E porque tantas vezes se fala em democracia participativa… “É hora!”, como dizia o poeta, para começarmos, de facto, a utilizar aquelas frases e conceitos, compreendendo em profundidade e valo- rizando os ensinamentos inerentes, os que ajudarão a salvar a humanidade! Pois, tal como diria Almada Negreiros: “Quando eu nasci, as frases que hão de salvar a humanidade já estavam todas escritas, só faltava uma coisa – salvar a humanidade”.

Importa não esquecer a expressão tantas vezes enunciada, mas poucas vezes compreendida e utilizada, pelos técnicos da requalificação e da revitalização dos patrimónios: As pessoas em primeiro lugar!
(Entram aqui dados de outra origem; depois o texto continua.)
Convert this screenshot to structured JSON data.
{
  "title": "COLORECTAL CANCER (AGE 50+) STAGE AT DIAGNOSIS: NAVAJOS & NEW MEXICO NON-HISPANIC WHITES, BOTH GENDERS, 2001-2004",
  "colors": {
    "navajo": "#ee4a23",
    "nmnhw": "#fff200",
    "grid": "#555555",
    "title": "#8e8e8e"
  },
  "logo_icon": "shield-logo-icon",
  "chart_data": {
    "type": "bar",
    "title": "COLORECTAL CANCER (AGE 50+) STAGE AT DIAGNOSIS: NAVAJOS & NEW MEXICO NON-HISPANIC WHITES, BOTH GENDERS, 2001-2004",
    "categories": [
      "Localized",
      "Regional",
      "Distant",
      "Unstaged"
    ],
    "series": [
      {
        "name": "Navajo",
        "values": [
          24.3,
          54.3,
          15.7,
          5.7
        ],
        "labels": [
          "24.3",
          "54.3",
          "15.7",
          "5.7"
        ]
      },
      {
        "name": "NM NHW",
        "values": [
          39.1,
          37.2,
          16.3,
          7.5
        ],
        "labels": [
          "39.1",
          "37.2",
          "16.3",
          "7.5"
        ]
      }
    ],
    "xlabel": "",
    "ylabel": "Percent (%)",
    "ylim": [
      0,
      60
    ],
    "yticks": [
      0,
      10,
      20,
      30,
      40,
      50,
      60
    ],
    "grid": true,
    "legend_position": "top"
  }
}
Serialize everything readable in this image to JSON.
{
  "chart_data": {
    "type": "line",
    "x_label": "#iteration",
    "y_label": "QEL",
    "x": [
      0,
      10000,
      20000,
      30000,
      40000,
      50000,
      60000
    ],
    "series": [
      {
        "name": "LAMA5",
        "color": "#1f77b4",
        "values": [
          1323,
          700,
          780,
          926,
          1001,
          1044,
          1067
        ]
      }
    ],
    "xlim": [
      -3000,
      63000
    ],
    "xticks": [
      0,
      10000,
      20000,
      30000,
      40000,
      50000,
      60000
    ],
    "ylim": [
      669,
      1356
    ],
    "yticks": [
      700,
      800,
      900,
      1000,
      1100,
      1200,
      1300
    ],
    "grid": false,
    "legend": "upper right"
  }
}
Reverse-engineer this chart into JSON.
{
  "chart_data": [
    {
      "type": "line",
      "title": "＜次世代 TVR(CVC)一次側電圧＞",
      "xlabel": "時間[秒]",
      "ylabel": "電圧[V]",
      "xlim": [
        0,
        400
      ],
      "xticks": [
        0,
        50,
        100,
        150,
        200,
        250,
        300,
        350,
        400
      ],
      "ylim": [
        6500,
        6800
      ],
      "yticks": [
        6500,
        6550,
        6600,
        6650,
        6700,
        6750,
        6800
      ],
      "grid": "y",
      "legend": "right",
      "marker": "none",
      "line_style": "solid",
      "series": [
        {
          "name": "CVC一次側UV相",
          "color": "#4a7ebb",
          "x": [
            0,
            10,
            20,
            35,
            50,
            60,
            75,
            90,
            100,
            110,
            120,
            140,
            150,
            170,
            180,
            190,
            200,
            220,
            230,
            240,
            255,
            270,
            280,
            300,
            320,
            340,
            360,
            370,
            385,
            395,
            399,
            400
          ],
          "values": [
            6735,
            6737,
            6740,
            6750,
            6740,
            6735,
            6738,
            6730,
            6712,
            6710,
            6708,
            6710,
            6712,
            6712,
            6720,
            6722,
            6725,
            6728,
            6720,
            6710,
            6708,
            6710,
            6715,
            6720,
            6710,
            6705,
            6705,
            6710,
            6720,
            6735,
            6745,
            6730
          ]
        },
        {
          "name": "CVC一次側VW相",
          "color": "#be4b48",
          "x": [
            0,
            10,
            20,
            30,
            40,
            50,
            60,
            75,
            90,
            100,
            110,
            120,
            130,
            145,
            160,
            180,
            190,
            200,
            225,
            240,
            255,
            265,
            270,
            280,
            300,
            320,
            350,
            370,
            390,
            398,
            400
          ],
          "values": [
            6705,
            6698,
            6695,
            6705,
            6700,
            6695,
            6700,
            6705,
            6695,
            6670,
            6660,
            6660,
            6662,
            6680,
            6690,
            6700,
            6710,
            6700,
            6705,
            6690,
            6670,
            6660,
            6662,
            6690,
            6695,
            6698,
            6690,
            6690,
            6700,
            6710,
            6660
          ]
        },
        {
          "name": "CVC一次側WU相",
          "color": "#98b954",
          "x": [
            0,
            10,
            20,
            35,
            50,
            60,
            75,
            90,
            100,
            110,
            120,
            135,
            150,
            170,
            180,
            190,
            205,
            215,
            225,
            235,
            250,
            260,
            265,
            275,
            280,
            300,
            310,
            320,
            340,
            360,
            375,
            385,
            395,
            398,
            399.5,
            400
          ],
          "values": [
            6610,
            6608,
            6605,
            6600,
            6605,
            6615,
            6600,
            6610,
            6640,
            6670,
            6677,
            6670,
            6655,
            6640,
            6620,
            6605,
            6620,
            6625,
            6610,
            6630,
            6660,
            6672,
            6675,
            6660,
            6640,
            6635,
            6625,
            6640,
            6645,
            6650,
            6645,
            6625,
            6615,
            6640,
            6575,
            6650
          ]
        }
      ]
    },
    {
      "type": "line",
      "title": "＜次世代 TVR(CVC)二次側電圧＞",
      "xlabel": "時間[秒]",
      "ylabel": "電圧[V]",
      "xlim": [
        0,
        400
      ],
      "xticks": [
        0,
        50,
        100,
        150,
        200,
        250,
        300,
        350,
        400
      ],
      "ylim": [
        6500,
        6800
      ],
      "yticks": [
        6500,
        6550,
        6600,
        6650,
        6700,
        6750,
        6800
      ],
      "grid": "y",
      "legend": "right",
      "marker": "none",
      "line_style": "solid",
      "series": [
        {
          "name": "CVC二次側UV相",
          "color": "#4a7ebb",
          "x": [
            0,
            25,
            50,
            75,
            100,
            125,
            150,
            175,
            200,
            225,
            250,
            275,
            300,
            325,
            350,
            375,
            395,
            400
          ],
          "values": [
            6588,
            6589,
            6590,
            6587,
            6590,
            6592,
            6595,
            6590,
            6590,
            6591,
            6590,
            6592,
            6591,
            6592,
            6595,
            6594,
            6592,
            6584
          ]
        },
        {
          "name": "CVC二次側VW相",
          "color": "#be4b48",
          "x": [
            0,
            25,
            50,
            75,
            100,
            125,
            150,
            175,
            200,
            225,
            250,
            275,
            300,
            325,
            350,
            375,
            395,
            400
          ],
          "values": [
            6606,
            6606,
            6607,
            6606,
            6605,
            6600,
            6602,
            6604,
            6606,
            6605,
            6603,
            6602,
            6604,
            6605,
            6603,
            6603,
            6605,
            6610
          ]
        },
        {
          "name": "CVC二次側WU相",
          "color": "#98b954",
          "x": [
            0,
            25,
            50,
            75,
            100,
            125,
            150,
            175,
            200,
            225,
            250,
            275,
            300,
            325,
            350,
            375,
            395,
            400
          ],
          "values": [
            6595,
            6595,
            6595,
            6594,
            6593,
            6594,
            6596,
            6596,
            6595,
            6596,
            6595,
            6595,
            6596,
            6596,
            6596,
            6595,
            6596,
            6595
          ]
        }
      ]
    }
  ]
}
Não esquecendo que também existem pessoas que são património, inclusivamente consideradas pela Unesco como Tesouros Humanos Vivos.

São as pessoas as criadoras, as inventoras e as construtoras do património. Contudo, o reverso da medalha também importa ter em atenção: são também as pessoas os principais autores de desequilíbrio e de destruição do património, por erróneas escolhas de intervenção (ao nível financeiro, da exacerbação dos consumos, da desconstrução das paisagens tradicionais – no campo ou na cidade). No fundo, são as pessoas os responsáveis por desequilibrados e desadequados paradigmas verdadeiramente humanos que deixamos como legado “armadilhado” aos nossos filhos e netos.

Vem a propósito o aviso de José Saramago aquando do lançamento do livro “Évora – Património da Humanidade”, que assinou conjuntamente com Eduardo Gageiro em 1997, quando advertia as autoridades eborenses para não transformarem Évora (à sua escala) numa Veneza, fazendo reféns os seus habitantes do elevadíssimo custo de vida que a turistificação exagerada fez acontecer… Estaremos desta maneira a destruir um património de excelência e a transformá-lo em mais um objeto de e para consumo imediato de tão somente alguns.

Finalmente, não esqueçamos a importância da implementação de instrumentos para o garante da salvaguarda dos patrimónios imateriais que no fundo definem a identidade cultural de Évora, do seu concelho e do Alentejo. Não há centros históricos sem vida.